Endocrinology, Diabetology and Metabolism, Department of Internal Medicine and Department of Clinical Research, University Hospital Basel, Basel, Switzerland.
Department of General Internal & Emergency Medicine and Department of Endocrinology, Diabetology and Clinical Nutrition, Medical University Clinic, Kantonsspital Aarau, Aarau, Switzerland.
Clin Endocrinol (Oxf). 2019 Sep;91(3):374-382. doi: 10.1111/cen.13907. Epub 2019 Jan 9.
Glucocorticoids have been shown to improve outcome in community-acquired pneumonia (CAP). However, glucocorticoids have potential side-effects, and treatment response may vary. It is thus crucial to select patients with high likelihood to respond favourably. In critical illness, cosyntropin testing is recommended to identify patients in need for glucocorticoids. We investigated whether cosyntropin testing predicts treatment response to glucocorticoids in CAP.
Predefined secondary analysis of a randomized controlled trial.

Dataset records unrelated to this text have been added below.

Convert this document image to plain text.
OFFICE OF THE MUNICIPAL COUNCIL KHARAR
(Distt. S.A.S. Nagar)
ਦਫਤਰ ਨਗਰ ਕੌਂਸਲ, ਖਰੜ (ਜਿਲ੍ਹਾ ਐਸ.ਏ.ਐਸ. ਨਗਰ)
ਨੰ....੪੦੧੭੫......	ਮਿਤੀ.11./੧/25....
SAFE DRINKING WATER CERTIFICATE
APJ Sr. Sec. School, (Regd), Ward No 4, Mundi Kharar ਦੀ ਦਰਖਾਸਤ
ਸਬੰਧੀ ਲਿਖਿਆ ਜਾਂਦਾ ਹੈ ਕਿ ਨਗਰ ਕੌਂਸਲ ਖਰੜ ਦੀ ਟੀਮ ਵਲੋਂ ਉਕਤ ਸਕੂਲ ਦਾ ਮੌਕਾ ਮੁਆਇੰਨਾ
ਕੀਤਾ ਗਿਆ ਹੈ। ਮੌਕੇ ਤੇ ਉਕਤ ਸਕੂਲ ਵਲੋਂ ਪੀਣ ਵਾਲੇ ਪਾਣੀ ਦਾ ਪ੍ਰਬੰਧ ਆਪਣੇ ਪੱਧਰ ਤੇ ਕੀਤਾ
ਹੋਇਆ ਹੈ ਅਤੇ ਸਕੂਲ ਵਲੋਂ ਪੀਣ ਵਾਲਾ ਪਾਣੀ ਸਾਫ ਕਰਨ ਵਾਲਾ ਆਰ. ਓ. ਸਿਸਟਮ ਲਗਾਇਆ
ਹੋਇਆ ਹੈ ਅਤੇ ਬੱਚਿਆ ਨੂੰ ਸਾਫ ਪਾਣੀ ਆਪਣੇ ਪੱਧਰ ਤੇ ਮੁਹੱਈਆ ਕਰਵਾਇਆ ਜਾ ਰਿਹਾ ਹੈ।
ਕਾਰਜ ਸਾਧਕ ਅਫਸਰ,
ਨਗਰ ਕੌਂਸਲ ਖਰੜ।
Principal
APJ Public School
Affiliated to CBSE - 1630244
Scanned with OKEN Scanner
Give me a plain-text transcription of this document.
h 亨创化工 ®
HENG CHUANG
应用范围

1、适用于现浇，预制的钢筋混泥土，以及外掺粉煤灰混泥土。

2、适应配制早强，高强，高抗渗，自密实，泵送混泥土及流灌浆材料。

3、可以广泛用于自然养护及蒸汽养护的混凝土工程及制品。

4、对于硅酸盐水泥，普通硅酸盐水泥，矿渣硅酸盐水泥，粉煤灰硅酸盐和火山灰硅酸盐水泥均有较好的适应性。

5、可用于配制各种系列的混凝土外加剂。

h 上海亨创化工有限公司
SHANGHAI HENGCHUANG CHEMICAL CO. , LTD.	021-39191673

Hospitalized patients with CAP.
We performed 1 µg cosyntropin tests in a randomized trial comparing prednisone 50 mg for 7 days to placebo. We investigated whether subgroups based on baseline and stimulated cortisol levels responded differently to glucocorticoids with regard to time to clinical stability (TTCS) and other outcomes by inclusion of interaction terms into statistical models.
A total of 326 patients in the prednisone and 309 patients in the placebo group were evaluated. Neither basal cortisol nor a Δcortisol <250 nmol/L after stimulation nor the combination of basal cortisol and Δcortisol predicted treatment response as measured by TTCS (all P for interaction >0.05). Similarly, we found no effect modification with respect to mortality, rehospitalization, antibiotic treatment duration or CAP-related complications (all P for interaction >0.05). However, glucocorticoids had a stronger effect on shortening length of hospital stay in patients with a baseline cortisol of ≥938 nmol/L (P for interaction = 0.015).
Neither baseline nor stimulated cortisol after low-dose cosyntropin testing at a dose of 1 µg predicted glucocorticoid responsiveness in mild to moderate CAP. A treatment decision for or against adjunct glucocorticoids in CAP should not be made depending on cortisol values or cosyntropin testing results.
糖皮质激素已被证明可改善社区获得性肺炎(CAP)的预后。然而,糖皮质激素有潜在的副作用,且治疗反应可能存在差异。因此,选择极有可能产生有利反应的患者至关重要。在危重病中,建议使用促皮质素检测来识别需要糖皮质激素治疗的患者。我们研究了促皮质素检测是否可预测 CAP 患者对糖皮质激素治疗的反应。
一项随机对照试验的预设二次分析。
CAP 住院患者。
我们在一项比较泼尼松 50mg 治疗 7 天与安慰剂的随机试验中进行了 1μg 促皮质素检测。我们通过在统计模型中纳入交互项,研究了基于基线和刺激后皮质醇水平的亚组在临床稳定时间(TTCS)和其他结局方面对糖皮质激素的反应是否不同。
泼尼松组共 326 例患者,安慰剂组共 309 例患者接受了评估。刺激后基础皮质醇或皮质醇变化<250nmol/L均不能预测治疗反应(所有交互作用 P 值均>0.05),也不能预测死亡率、再住院、抗生素治疗时间或 CAP 相关并发症(所有交互作用 P 值均>0.05)。然而,在基线皮质醇≥938nmol/L的患者中,糖皮质激素对缩短住院时间的效果更强(交互作用 P 值=0.015)。
低剂量(1μg)促皮质素检测后的基础皮质醇或刺激后皮质醇均不能预测轻度至中度 CAP 患者对糖皮质激素的反应。不应根据皮质醇值或促皮质素检测结果来决定 CAP 是否使用辅助性糖皮质激素治疗。